- Also known as: "The Original Hill Billy Kid"
- Born: Hildred Boyden Summit February 26, 1909
- Origin: Fries, Virginia, US
- Died: May 25, 1995 (aged 86)
- Genres: Bluegrass, Bluegrass gospel, Hillbilly
- Occupation: Bluegrass artist
- Instrument: Guitar
- Years active: 1930s–1940s

= Boyden Carpenter =

American singer-songwriter

Boyden Carpenter (1909–1995) was a hillbilly and bluegrass artist active in the 1930s and 1940s in the United States.

==Personal==
Carpenter was born February 26, 1909, in Fries, Grayson County, Virginia, and was raised in Pipers Gap, Carroll County, Virginia and Sparta and Cherry Lane in Alleghany County, North Carolina.
He died May 25, 1995, at Cherryville, Gaston County, North Carolina. Carpenter was his adopted surname—he was born to John W. and Mary E. Summit but was using his stepfather's surname by 1930.

==Musical career==
In 1930, Carpenter was working in Winston-Salem, Forsyth County, North Carolina, as a musician in an orchestra. Billing himself as "The Hill Billy Kid," he began playing with several bands, including Wade Mainer's Sons of The Mountaineers, Bill Monroe's Monroe Brothers, and the Crazy Water Crystals-sponsored "Crazy Water Barn Dance" show band in Charlotte, North Carolina.

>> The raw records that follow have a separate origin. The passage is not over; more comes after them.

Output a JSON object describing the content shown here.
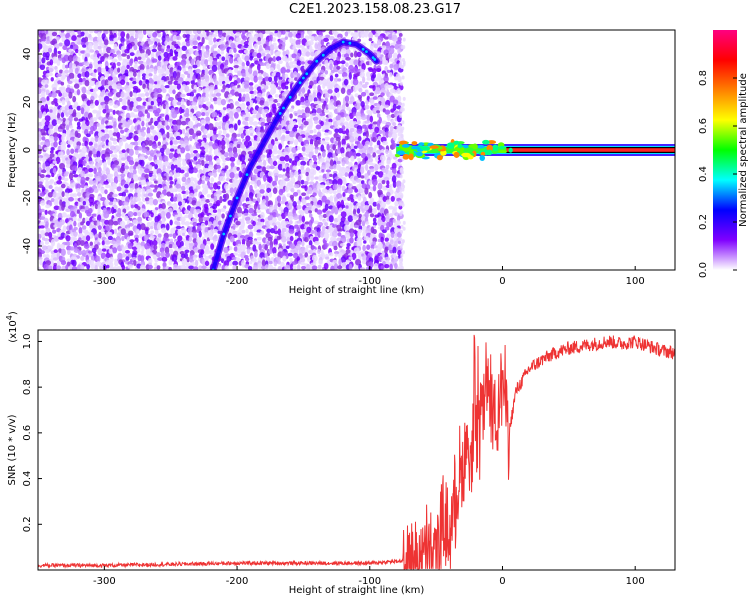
{
  "title": "C2E1.2023.158.08.23.G17",
  "chart_data": [
    {
      "type": "heatmap",
      "xlabel": "Height of straight line (km)",
      "ylabel": "Frequency (Hz)",
      "xlim": [
        -350,
        130
      ],
      "ylim": [
        -50,
        50
      ],
      "x_ticks": [
        -300,
        -200,
        -100,
        0,
        100
      ],
      "x_tick_labels": [
        "-300",
        "-200",
        "-100",
        "0",
        "100"
      ],
      "y_ticks": [
        -40,
        -20,
        0,
        20,
        40
      ],
      "y_tick_labels": [
        "-40",
        "-20",
        "0",
        "20",
        "40"
      ],
      "noise_region": {
        "x_from": -350,
        "x_to": -77
      },
      "doppler_track": {
        "x": [
          -218,
          -210,
          -200,
          -190,
          -180,
          -170,
          -160,
          -150,
          -140,
          -130,
          -120,
          -110,
          -100,
          -95
        ],
        "y": [
          -50,
          -35,
          -20,
          -7,
          3,
          13,
          22,
          30,
          37,
          42,
          45,
          44,
          40,
          37
        ]
      },
      "carrier_line": {
        "x_from": -80,
        "x_to": 130,
        "y": 0
      },
      "colorbar": {
        "label": "Normalized spectral amplitude",
        "ticks": [
          0.0,
          0.2,
          0.4,
          0.6,
          0.8
        ],
        "tick_labels": [
          "0.0",
          "0.2",
          "0.4",
          "0.6",
          "0.8"
        ],
        "colors": [
          "#ffffff",
          "#8000ff",
          "#0000ff",
          "#00ffff",
          "#00ff00",
          "#ffff00",
          "#ff8000",
          "#ff0000",
          "#ff0080"
        ]
      },
      "grid": false
    },
    {
      "type": "line",
      "xlabel": "Height of straight line (km)",
      "ylabel": "SNR (10 * v/v)",
      "y_scale_label": "(x10",
      "y_scale_exp": "4",
      "y_scale_close": ")",
      "xlim": [
        -350,
        130
      ],
      "ylim": [
        0,
        1.05
      ],
      "x_ticks": [
        -300,
        -200,
        -100,
        0,
        100
      ],
      "x_tick_labels": [
        "-300",
        "-200",
        "-100",
        "0",
        "100"
      ],
      "y_ticks": [
        0.2,
        0.4,
        0.6,
        0.8,
        1.0
      ],
      "y_tick_labels": [
        "0.2",
        "0.4",
        "0.6",
        "0.8",
        "1.0"
      ],
      "series": [
        {
          "color": "#ee3333",
          "x": [
            -350,
            -300,
            -250,
            -200,
            -150,
            -100,
            -75,
            -60,
            -50,
            -45,
            -40,
            -35,
            -30,
            -25,
            -20,
            -15,
            -10,
            -5,
            0,
            5,
            10,
            20,
            30,
            40,
            50,
            60,
            70,
            80,
            90,
            100,
            110,
            120,
            130
          ],
          "y": [
            0.02,
            0.02,
            0.025,
            0.03,
            0.03,
            0.03,
            0.04,
            0.05,
            0.08,
            0.2,
            0.15,
            0.35,
            0.45,
            0.6,
            0.55,
            0.7,
            0.75,
            0.65,
            0.85,
            0.6,
            0.78,
            0.88,
            0.92,
            0.95,
            0.97,
            0.98,
            0.99,
            1.0,
            0.99,
            1.0,
            0.98,
            0.96,
            0.95
          ]
        }
      ],
      "grid": false
    }
  ]
}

He had his greatest musical success in the mid-1930s working at WPTF radio station in Raleigh, North Carolina, touring with the "Grandfather of Bluegrass, Wade Mainer and his Sons of the Mountaineers band and Bill Monroe's Monroe Brothers, and playing with Ernest Thompson.

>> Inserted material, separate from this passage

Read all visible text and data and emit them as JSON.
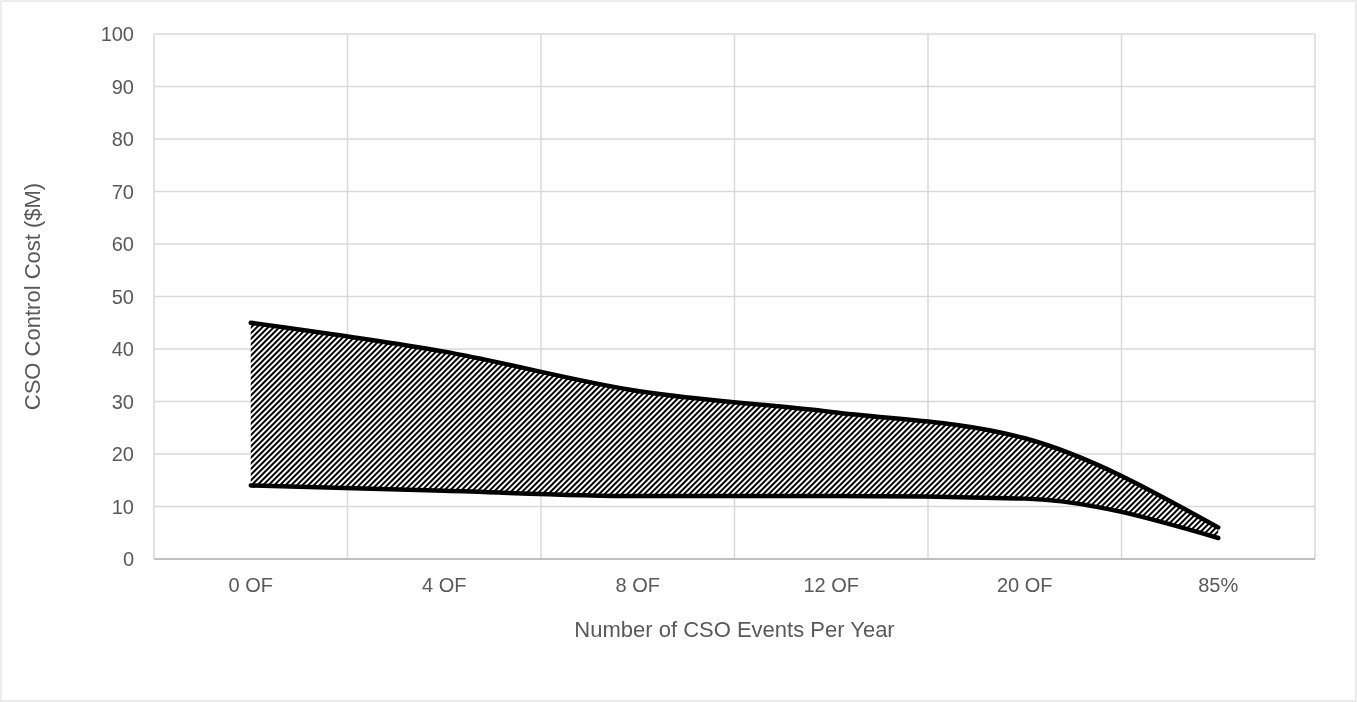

The William Leonard Eury Appalachian Collection at Appalachian State University in Boone, North Carolina, preserves a photograph of Carpenter with his guitar and "The 'Hill Billy' from Alleghany County" guitar case found in a book titled Boyden Carpenter: The Old Gospel Singer. A 1930s booklet entitled Boyden Carpenter: The Original "Hillbilly Kid", which relates his life story and lyrics to his songs, also survives.